The weights used in \(SMR\) are interpreted as the inverse of the conditional probability of receiving the subject’s own exposure multipled by the conditional probability of receiving the exposure, regardless of the subject’s exposure status.

The SMR weight is given below:

$$w_{Ei} = \frac{P(E=1|Z=z_i)}{P(E=e_i|Z=z_i)}$$

The denominator controls confounding similar to IPTW; the numerator reweights to give distribution of covariates in the target population; in this case, the exposed group.

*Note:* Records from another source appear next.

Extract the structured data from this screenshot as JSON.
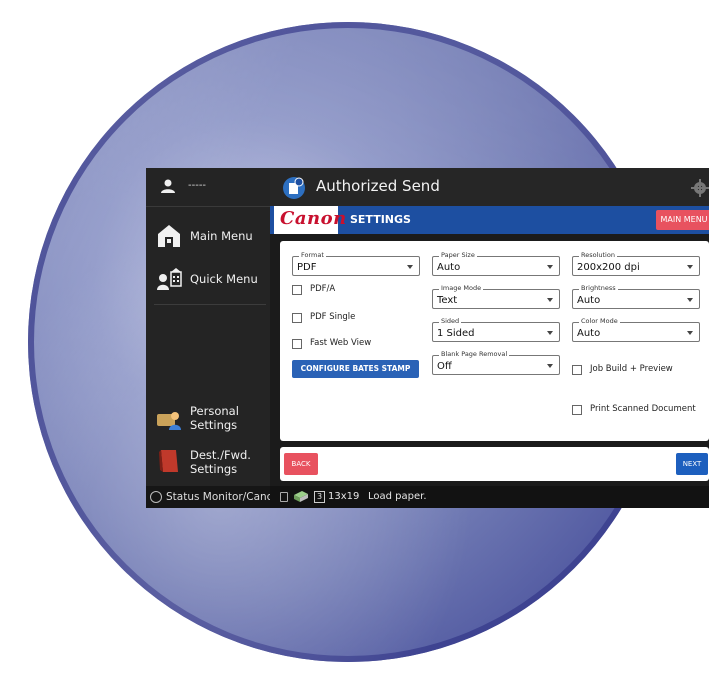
{
  "nav": {
    "user_name": "-----",
    "items": [
      {
        "label": "Main Menu",
        "icon": "home-icon"
      },
      {
        "label": "Quick Menu",
        "icon": "quick-menu-icon"
      },
      {
        "label_line1": "Personal",
        "label_line2": "Settings",
        "icon": "personal-settings-icon"
      },
      {
        "label_line1": "Dest./Fwd.",
        "label_line2": "Settings",
        "icon": "book-icon"
      }
    ],
    "status_monitor": "Status Monitor/Cancel"
  },
  "header": {
    "title": "Authorized Send",
    "logo": "Canon",
    "section": "SETTINGS",
    "main_menu_label": "MAIN MENU"
  },
  "form": {
    "format": {
      "label": "Format",
      "value": "PDF"
    },
    "pdfa_label": "PDF/A",
    "pdf_single_label": "PDF Single",
    "fast_web_view_label": "Fast Web View",
    "bates_button": "CONFIGURE BATES STAMP",
    "paper_size": {
      "label": "Paper Size",
      "value": "Auto"
    },
    "image_mode": {
      "label": "Image Mode",
      "value": "Text"
    },
    "sided": {
      "label": "Sided",
      "value": "1 Sided"
    },
    "blank_page_removal": {
      "label": "Blank Page Removal",
      "value": "Off"
    },
    "resolution": {
      "label": "Resolution",
      "value": "200x200 dpi"
    },
    "brightness": {
      "label": "Brightness",
      "value": "Auto"
    },
    "color_mode": {
      "label": "Color Mode",
      "value": "Auto"
    },
    "job_build_label": "Job Build + Preview",
    "print_scanned_label": "Print Scanned Document"
  },
  "footer": {
    "back_label": "BACK",
    "next_label": "NEXT"
  },
  "status": {
    "tray": "3",
    "size": "13x19",
    "message": "Load paper."
  },
  "colors": {
    "accent_blue": "#1d4fa1",
    "button_red": "#e8525f",
    "button_blue": "#2a62b6",
    "canon_red": "#c8102e"
  }
}
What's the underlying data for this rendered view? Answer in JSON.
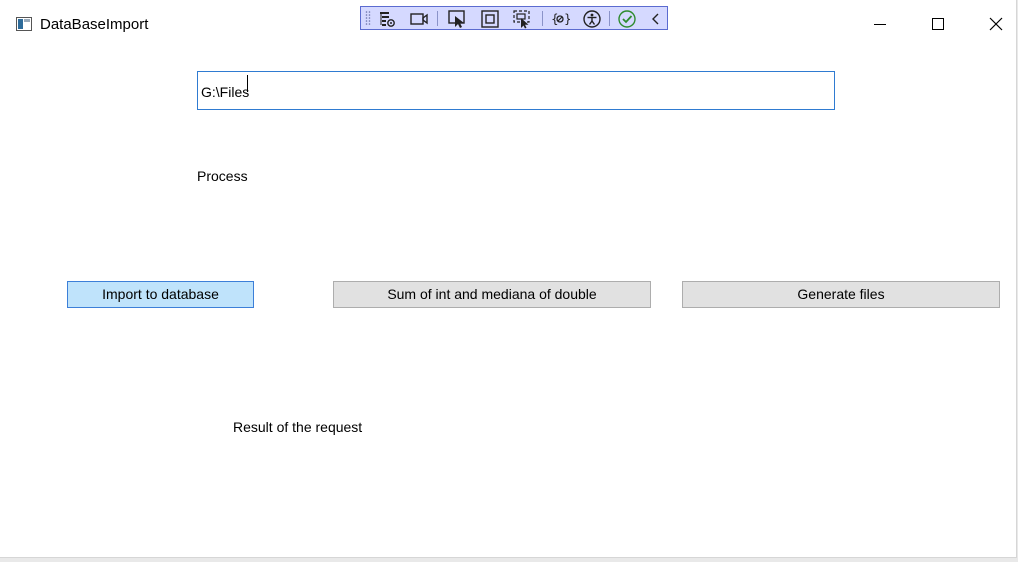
{
  "window": {
    "title": "DataBaseImport",
    "controls": {
      "minimize": "minimize-icon",
      "maximize": "maximize-icon",
      "close": "close-icon"
    }
  },
  "devtoolbar": {
    "tools": [
      "app-tree-icon",
      "video-icon",
      "select-element-icon",
      "layout-adorner-icon",
      "track-focus-icon",
      "binding-failures-icon",
      "accessibility-icon",
      "hot-reload-check-icon",
      "collapse-chevron-icon"
    ]
  },
  "path_input": {
    "value": "G:\\Files"
  },
  "labels": {
    "process": "Process",
    "result": "Result of the request"
  },
  "buttons": {
    "import": "Import to database",
    "sum_median": "Sum of int and mediana of double",
    "generate": "Generate files"
  },
  "colors": {
    "focused_button": "#bfe3fb",
    "devbar": "#d5d9ff",
    "input_border": "#2f7bd1"
  }
}
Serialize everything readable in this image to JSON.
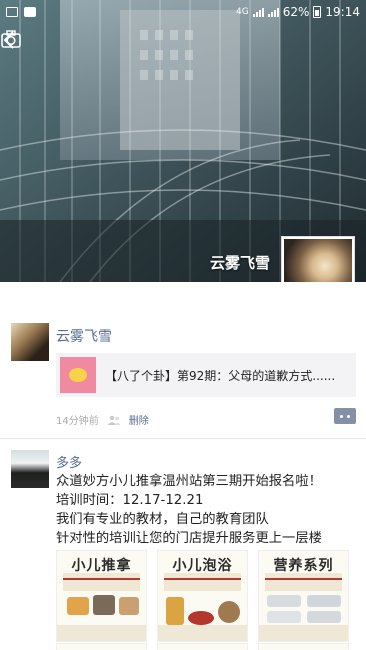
{
  "status_bar": {
    "network": "4G",
    "battery": "62%",
    "time": "19:14"
  },
  "cover": {
    "user_name": "云雾飞雪"
  },
  "posts": [
    {
      "author": "云雾飞雪",
      "shared_title": "【八了个卦】第92期：父母的道歉方式......",
      "time": "14分钟前",
      "delete_label": "删除"
    },
    {
      "author": "多多",
      "text_lines": [
        "众道妙方小儿推拿温州站第三期开始报名啦！",
        "培训时间：12.17-12.21",
        "我们有专业的教材，自己的教育团队",
        "针对性的培训让您的门店提升服务更上一层楼"
      ],
      "image_titles": [
        "小儿推拿",
        "小儿泡浴",
        "营养系列"
      ]
    }
  ],
  "colors": {
    "link": "#576b95",
    "meta": "#aaaaaa"
  }
}
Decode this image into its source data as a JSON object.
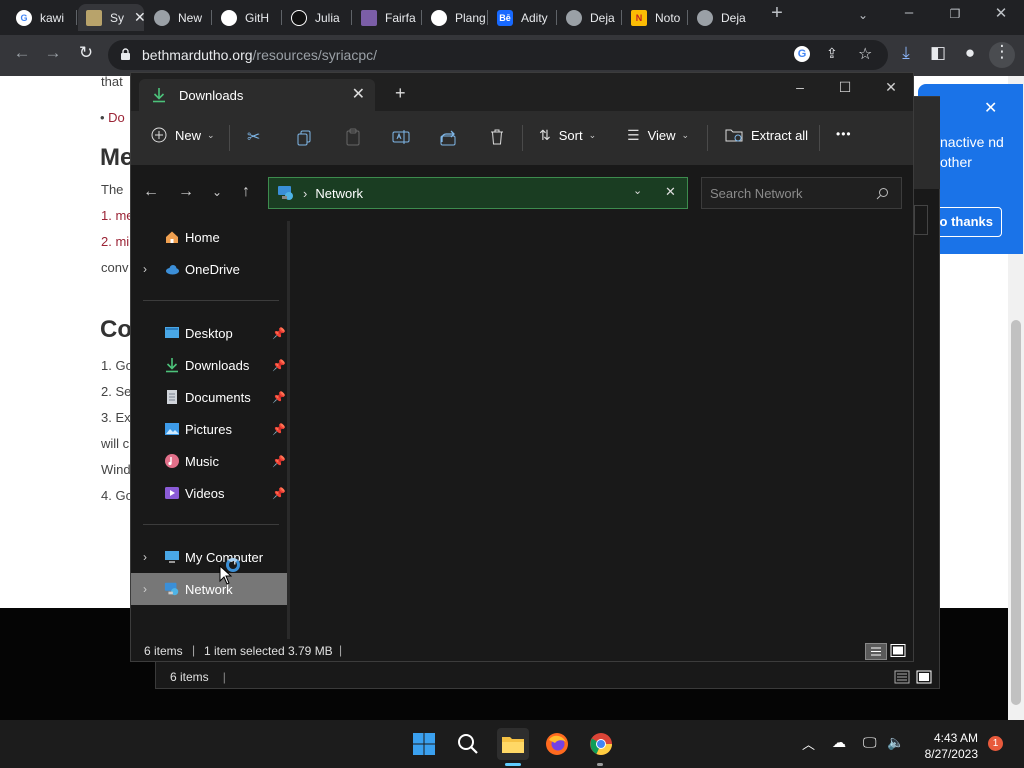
{
  "browser": {
    "tabs": [
      {
        "label": "kawi",
        "icon": "google-icon"
      },
      {
        "label": "Sy",
        "icon": "syriac-site-icon",
        "active": true
      },
      {
        "label": "New",
        "icon": "globe-icon"
      },
      {
        "label": "GitH",
        "icon": "github-icon"
      },
      {
        "label": "Julia",
        "icon": "julia-icon"
      },
      {
        "label": "Fairfa",
        "icon": "fairfax-icon"
      },
      {
        "label": "Plang",
        "icon": "github-icon"
      },
      {
        "label": "Adity",
        "icon": "behance-icon"
      },
      {
        "label": "Deja",
        "icon": "globe-icon"
      },
      {
        "label": "Noto",
        "icon": "noto-icon"
      },
      {
        "label": "Deja",
        "icon": "globe-icon"
      }
    ],
    "new_tab": "+",
    "url_host": "bethmardutho.org",
    "url_path": "/resources/syriacpc/"
  },
  "webpage": {
    "frag_that": "that",
    "frag_do": "Do",
    "heading_me": "Me",
    "frag_the": "The",
    "frag_1": "1. me",
    "frag_2": "2. mi",
    "frag_conv": "conv",
    "heading_co": "Co",
    "frag_go1": "1. Go",
    "frag_se": "2. Se",
    "frag_ex": "3. Ex",
    "frag_will": "will c",
    "frag_wind": "Wind",
    "frag_go4": "4. Go"
  },
  "chrome_popup": {
    "text": "nactive nd other",
    "button": "o thanks"
  },
  "explorer": {
    "tab_title": "Downloads",
    "commands": {
      "new": "New",
      "sort": "Sort",
      "view": "View",
      "extract_all": "Extract all",
      "more": "•••"
    },
    "address": "Network",
    "search_placeholder": "Search Network",
    "sidebar": {
      "home": "Home",
      "onedrive": "OneDrive",
      "desktop": "Desktop",
      "downloads": "Downloads",
      "documents": "Documents",
      "pictures": "Pictures",
      "music": "Music",
      "videos": "Videos",
      "my_computer": "My Computer",
      "network": "Network"
    },
    "status": {
      "items": "6 items",
      "selected": "1 item selected",
      "size": "3.79 MB"
    }
  },
  "back_window": {
    "status": "6 items"
  },
  "taskbar": {
    "time": "4:43 AM",
    "date": "8/27/2023",
    "notification_count": "1"
  },
  "colors": {
    "explorer_bg": "#191919",
    "selected_item": "#777777",
    "address_bar": "#1a3d22",
    "chrome_popup": "#1a73e8"
  }
}
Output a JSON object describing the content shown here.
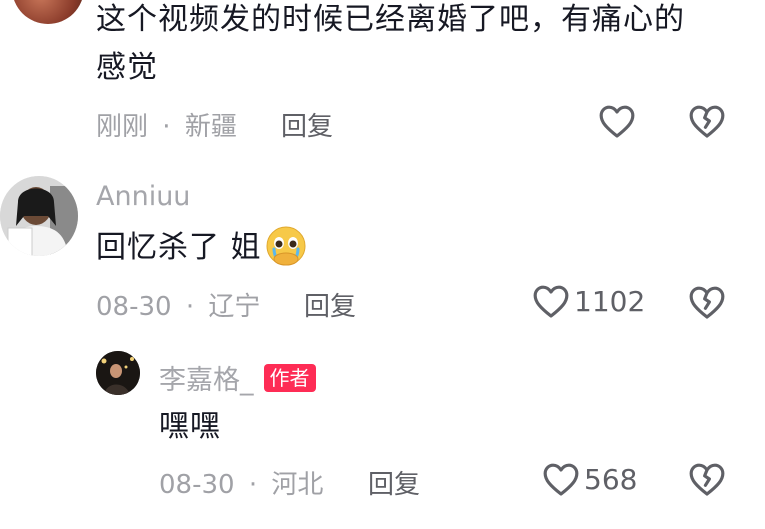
{
  "comments": [
    {
      "text": "这个视频发的时候已经离婚了吧，有痛心的感觉",
      "time": "刚刚",
      "location": "新疆",
      "reply_label": "回复",
      "likes": ""
    },
    {
      "username": "Anniuu",
      "text": "回忆杀了 姐",
      "emoji": "🥹",
      "time": "08-30",
      "location": "辽宁",
      "reply_label": "回复",
      "likes": "1102"
    }
  ],
  "reply": {
    "username": "李嘉格_",
    "author_badge": "作者",
    "text": "嘿嘿",
    "time": "08-30",
    "location": "河北",
    "reply_label": "回复",
    "likes": "568"
  },
  "separator": "·",
  "colors": {
    "badge": "#fe2c55",
    "text": "#161823",
    "meta": "#a0a1a6",
    "icon": "#5f6066"
  },
  "icons": [
    "heart-outline-icon",
    "broken-heart-icon",
    "crying-face-emoji"
  ]
}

It’s clear that the exposed group the weight will always be 1 (the probabilities cancel) and the unexposed subjects it is the conditional exposure odds. Table 3 also shows this relationship.

The weight construction for SMR can also be extended to the weights to target the unexposed group.

Example from paper

The authors present a study of 6148 women diagnosed with breast cancer and who received surgical treatment between 1982 and 1990 in Japan. The exposure of interest was tamoxifen and the outcome was recurrence of breast cancer. The crude rate ratio of 1.11 (95% CI: 0.97-1.27) found no protective effect of adjuvant tamoxifen on recurrence of breast cancer.

They then used a weighted Poisson regression analysis with SMR weights. The propensity scores used to construct the SMR weights were estimated with a logistic model with age at surgery, stage of breast cancer, lymph node metastasis, and menopausal status chosen a confounding factors. The resulting rate ratio from the weighted Poisson regression (with the robust sandwich estimator) yielded a rate ratio of 0.89(95% CI: 0.78-1.02). This adjusted estimate is a large shift to show potential protective effect of tamoxifen use.

The end

Marginal structural models with IPTW give a nonparametric multivariate extension of the standardization method with the total group as the standard population.

This paper shows that other choices of weights (all constructed with propensity scores) give the extension of the standardization method with other groups as the standard.